From Eagle to Astronaut

Anne McClain recounts two fundamental character traits that she developed while playing for the Women’s Eagles that help her in her current role as a NASA astronaut.

One of the more unique things about playing sports are the character building traits that develop over time. Sports inevitably promote success both as an athlete and as an individual. Playing rugby is no exception. Anne McClain recounts two fundamental character traits that she developed while playing for the Women's Eagles that help her in her current role as a NASA astronaut.

McClain has a unique journey as an Eagle. She started playing with the Women's National Team in 2002 and earned her first international cap at the 2004 Churchill Cup. It was clear that McClain was headed straight for the 2006 World Cup, a dream of hers since the beginning.  

However, right as she received her invitation to play in this international match, she also received orders to be deployed to Iraq for 15 months. Upon her return to the United States, McClain went back to playing rugby with the same determination to play at the World Cup.

Doing all the necessary things in preparation for the World Cup, McClain was feeling stronger and faster which led to her long-awaited invitation. 

However, just as before, fate intervened.

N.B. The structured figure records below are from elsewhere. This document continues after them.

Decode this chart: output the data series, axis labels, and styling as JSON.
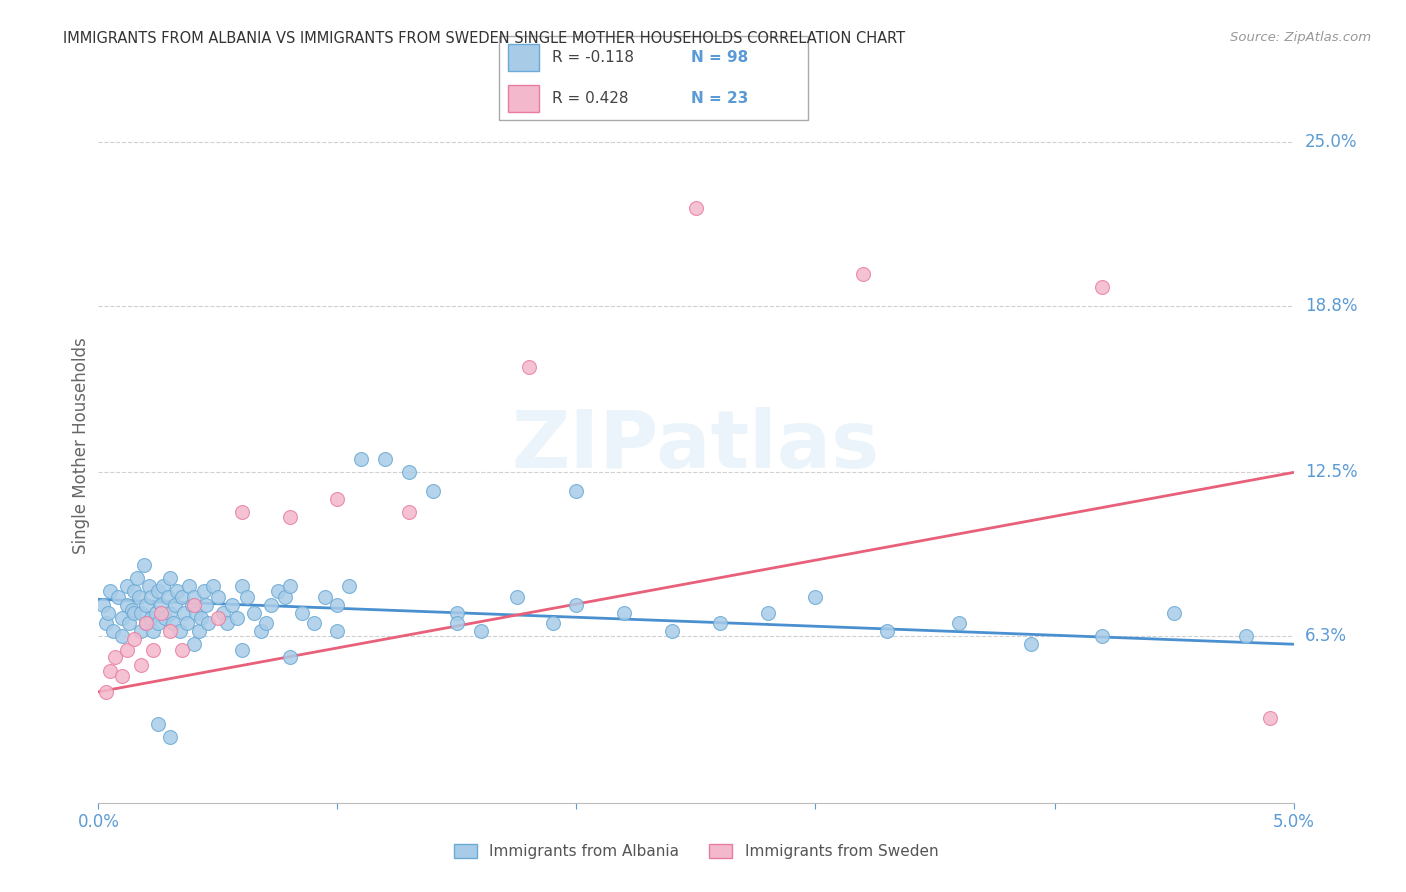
{
  "title": "IMMIGRANTS FROM ALBANIA VS IMMIGRANTS FROM SWEDEN SINGLE MOTHER HOUSEHOLDS CORRELATION CHART",
  "source": "Source: ZipAtlas.com",
  "ylabel": "Single Mother Households",
  "xlim": [
    0.0,
    0.05
  ],
  "ylim": [
    0.0,
    0.27
  ],
  "ytick_labels": [
    "6.3%",
    "12.5%",
    "18.8%",
    "25.0%"
  ],
  "ytick_values": [
    0.063,
    0.125,
    0.188,
    0.25
  ],
  "legend1_r": "R = -0.118",
  "legend1_n": "N = 98",
  "legend2_r": "R = 0.428",
  "legend2_n": "N = 23",
  "color_albania": "#a8cce8",
  "color_sweden": "#f4b8cc",
  "color_albania_edge": "#6aaad4",
  "color_sweden_edge": "#e87da0",
  "color_albania_line": "#4a90d0",
  "color_sweden_line": "#e8607a",
  "color_labels": "#5b9bd5",
  "background_color": "#ffffff",
  "grid_color": "#d0d0d0",
  "watermark": "ZIPatlas",
  "albania_x": [
    0.0002,
    0.0003,
    0.0004,
    0.0005,
    0.0006,
    0.0008,
    0.001,
    0.001,
    0.0012,
    0.0012,
    0.0013,
    0.0014,
    0.0015,
    0.0015,
    0.0016,
    0.0017,
    0.0018,
    0.0018,
    0.0019,
    0.002,
    0.002,
    0.0021,
    0.0022,
    0.0022,
    0.0023,
    0.0024,
    0.0025,
    0.0025,
    0.0026,
    0.0027,
    0.0028,
    0.0029,
    0.003,
    0.003,
    0.0031,
    0.0032,
    0.0033,
    0.0034,
    0.0035,
    0.0036,
    0.0037,
    0.0038,
    0.0039,
    0.004,
    0.0041,
    0.0042,
    0.0043,
    0.0044,
    0.0045,
    0.0046,
    0.0048,
    0.005,
    0.0052,
    0.0054,
    0.0056,
    0.0058,
    0.006,
    0.0062,
    0.0065,
    0.0068,
    0.007,
    0.0072,
    0.0075,
    0.0078,
    0.008,
    0.0085,
    0.009,
    0.0095,
    0.01,
    0.0105,
    0.011,
    0.012,
    0.013,
    0.014,
    0.015,
    0.016,
    0.0175,
    0.019,
    0.02,
    0.022,
    0.024,
    0.026,
    0.028,
    0.03,
    0.033,
    0.036,
    0.039,
    0.042,
    0.045,
    0.048,
    0.02,
    0.015,
    0.01,
    0.008,
    0.006,
    0.004,
    0.003,
    0.0025
  ],
  "albania_y": [
    0.075,
    0.068,
    0.072,
    0.08,
    0.065,
    0.078,
    0.07,
    0.063,
    0.082,
    0.075,
    0.068,
    0.073,
    0.08,
    0.072,
    0.085,
    0.078,
    0.065,
    0.072,
    0.09,
    0.075,
    0.068,
    0.082,
    0.078,
    0.07,
    0.065,
    0.072,
    0.08,
    0.068,
    0.075,
    0.082,
    0.07,
    0.078,
    0.085,
    0.072,
    0.068,
    0.075,
    0.08,
    0.065,
    0.078,
    0.072,
    0.068,
    0.082,
    0.075,
    0.078,
    0.072,
    0.065,
    0.07,
    0.08,
    0.075,
    0.068,
    0.082,
    0.078,
    0.072,
    0.068,
    0.075,
    0.07,
    0.082,
    0.078,
    0.072,
    0.065,
    0.068,
    0.075,
    0.08,
    0.078,
    0.082,
    0.072,
    0.068,
    0.078,
    0.075,
    0.082,
    0.13,
    0.13,
    0.125,
    0.118,
    0.072,
    0.065,
    0.078,
    0.068,
    0.075,
    0.072,
    0.065,
    0.068,
    0.072,
    0.078,
    0.065,
    0.068,
    0.06,
    0.063,
    0.072,
    0.063,
    0.118,
    0.068,
    0.065,
    0.055,
    0.058,
    0.06,
    0.025,
    0.03
  ],
  "sweden_x": [
    0.0003,
    0.0005,
    0.0007,
    0.001,
    0.0012,
    0.0015,
    0.0018,
    0.002,
    0.0023,
    0.0026,
    0.003,
    0.0035,
    0.004,
    0.005,
    0.006,
    0.008,
    0.01,
    0.013,
    0.018,
    0.025,
    0.032,
    0.042,
    0.049
  ],
  "sweden_y": [
    0.042,
    0.05,
    0.055,
    0.048,
    0.058,
    0.062,
    0.052,
    0.068,
    0.058,
    0.072,
    0.065,
    0.058,
    0.075,
    0.07,
    0.11,
    0.108,
    0.115,
    0.11,
    0.165,
    0.225,
    0.2,
    0.195,
    0.032
  ],
  "albania_trend_x": [
    0.0,
    0.05
  ],
  "albania_trend_y": [
    0.077,
    0.06
  ],
  "sweden_trend_x": [
    0.0,
    0.05
  ],
  "sweden_trend_y": [
    0.042,
    0.125
  ]
}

"Literally four days after I received the invitation from Pete Steinberg to play at the World Cup, I received a call from NASA that I was selected as an astronaut," said McClain.

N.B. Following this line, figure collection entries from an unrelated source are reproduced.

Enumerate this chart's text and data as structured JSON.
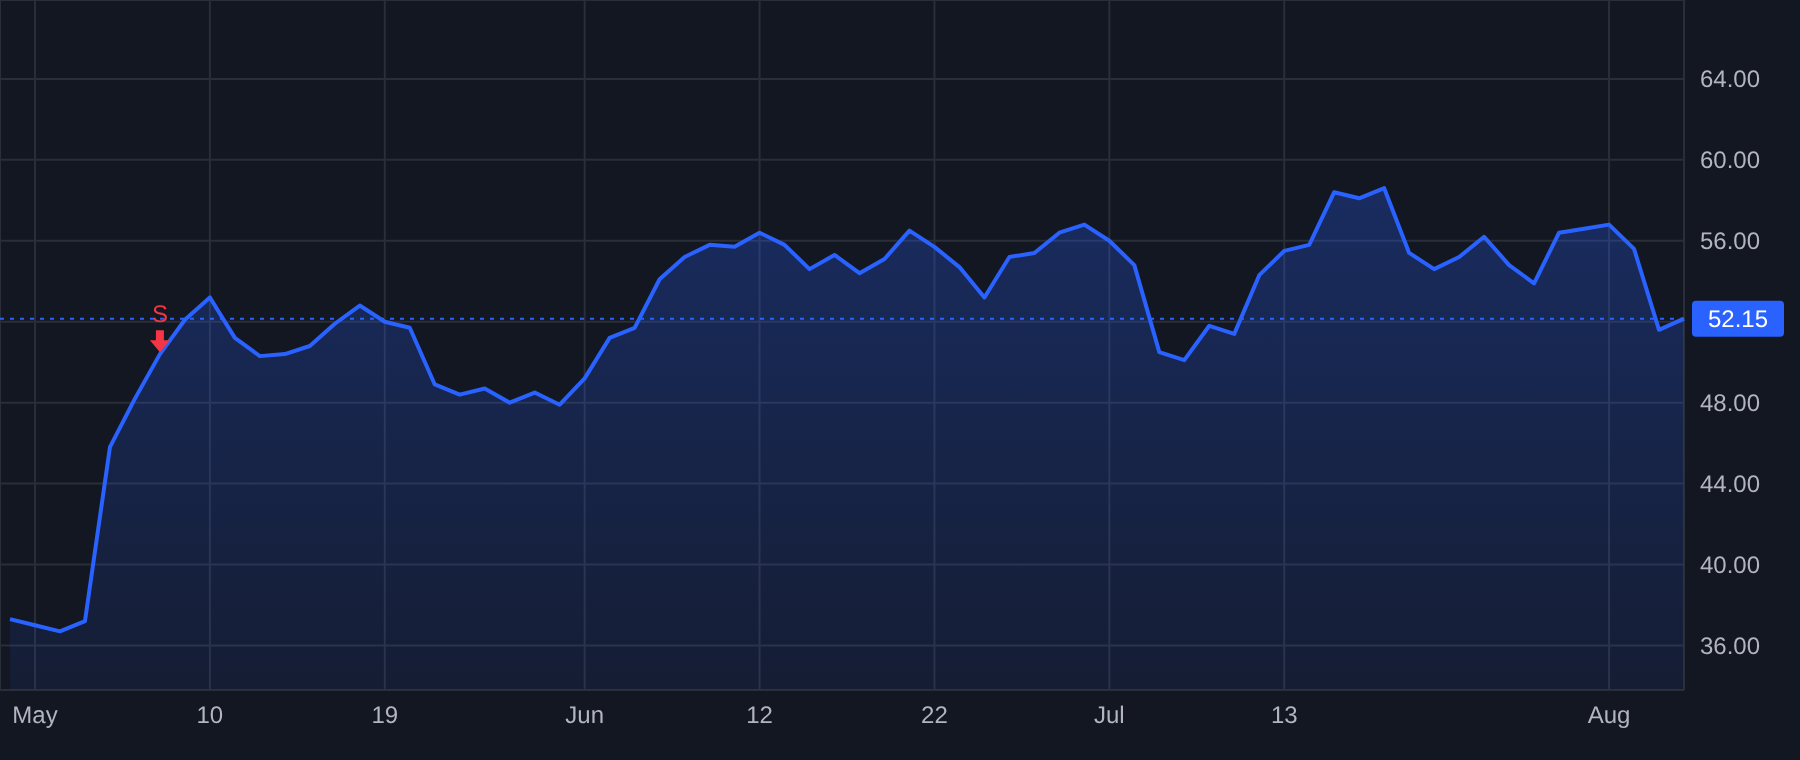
{
  "chart_data": {
    "type": "area",
    "categories": [
      null,
      "May",
      null,
      null,
      null,
      null,
      null,
      null,
      "10",
      null,
      null,
      null,
      null,
      null,
      null,
      "19",
      null,
      null,
      null,
      null,
      null,
      null,
      null,
      "Jun",
      null,
      null,
      null,
      null,
      null,
      null,
      "12",
      null,
      null,
      null,
      null,
      null,
      null,
      "22",
      null,
      null,
      null,
      null,
      null,
      null,
      "Jul",
      null,
      null,
      null,
      null,
      null,
      null,
      "13",
      null,
      null,
      null,
      null,
      null,
      null,
      null,
      null,
      null,
      null,
      null,
      null,
      "Aug",
      null,
      null,
      null
    ],
    "series": [
      {
        "color": "#2962ff",
        "values": [
          37.3,
          37.0,
          36.7,
          37.2,
          45.8,
          48.2,
          50.4,
          52.1,
          53.2,
          51.2,
          50.3,
          50.4,
          50.8,
          51.9,
          52.8,
          52.0,
          51.7,
          48.9,
          48.4,
          48.7,
          48.0,
          48.5,
          47.9,
          49.2,
          51.2,
          51.7,
          54.1,
          55.2,
          55.8,
          55.7,
          56.4,
          55.8,
          54.6,
          55.3,
          54.4,
          55.1,
          56.5,
          55.7,
          54.7,
          53.2,
          55.2,
          55.4,
          56.4,
          56.8,
          56.0,
          54.8,
          50.5,
          50.1,
          51.8,
          51.4,
          54.3,
          55.5,
          55.8,
          58.4,
          58.1,
          58.6,
          55.4,
          54.6,
          55.2,
          56.2,
          54.8,
          53.9,
          56.4,
          56.6,
          56.8,
          55.6,
          51.6,
          52.15
        ]
      }
    ],
    "ylim": [
      33.8,
      67.9
    ],
    "yticks": [
      {
        "value": 36,
        "label": "36.00"
      },
      {
        "value": 40,
        "label": "40.00"
      },
      {
        "value": 44,
        "label": "44.00"
      },
      {
        "value": 48,
        "label": "48.00"
      },
      {
        "value": 52,
        "label": null
      },
      {
        "value": 56,
        "label": "56.00"
      },
      {
        "value": 60,
        "label": "60.00"
      },
      {
        "value": 64,
        "label": "64.00"
      }
    ],
    "grid": true,
    "ref_lines": [
      {
        "axis": "y",
        "value": 52.15,
        "label": "52.15",
        "color": "#2962ff",
        "line_style": "dotted"
      }
    ],
    "annotations": [
      {
        "text": "S",
        "y": 50.3
      }
    ]
  }
}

Torn, but knowing that this was the one thing she would miss rugby for, McClain called Steinberg to resign. While it was disheartening not to be able to make an appearance at a Rugby World Cup, McClain credits rugby for her success in becoming an astronaut.

"I have come to realize that my rugby career experience was one of the factors that developed my character in such a way that I was selected as an astronaut," McClain said.

She recounts a specific question during an interview that she believes was one of the determining answers to being selected. 

"They asked what the take away was from my time playing on the national team. I remember explaining that at that time all the players were dispersed around the country. Therefore, when we would come together for a weekend to train or play, you had to trust that your teammates did the right things in preparation and that you did the right things as well." McClain recalls.

McClain said that the key to success is the preparation that you do when no one is looking. To her this easily translated into the characteristics you need to be a dependable crewmate and teammate.

The other key to success that McClain said led her to this point in her career was grit.

She explained how training in a spacesuit is exhausting. That it pushes each astronaut to the point that makes them want to stop, but as an astronaut, it is critical to keep going. 

"That is exactly like the sixtieth minute of a rugby match," McClain said relating it all back to rugby, "At this point, you are hurt, you are exhausted, and you feel like you have nothing left. But over time you learn that you have a reserve in there."

"That is exactly what I dip into on my current job," she concluded. Ann McClain will continue to implement what she learned from her time as an Eagle as she moves forward in her missions at NASA. Perhaps one day she will watch the World Cup at the International Space Station.

Anne McClain was honored during halftime of the USA Men's Eagles vs Scotland match in Houston on Saturday, June 16, 2018. She successfully landed in space on December 3, 2018.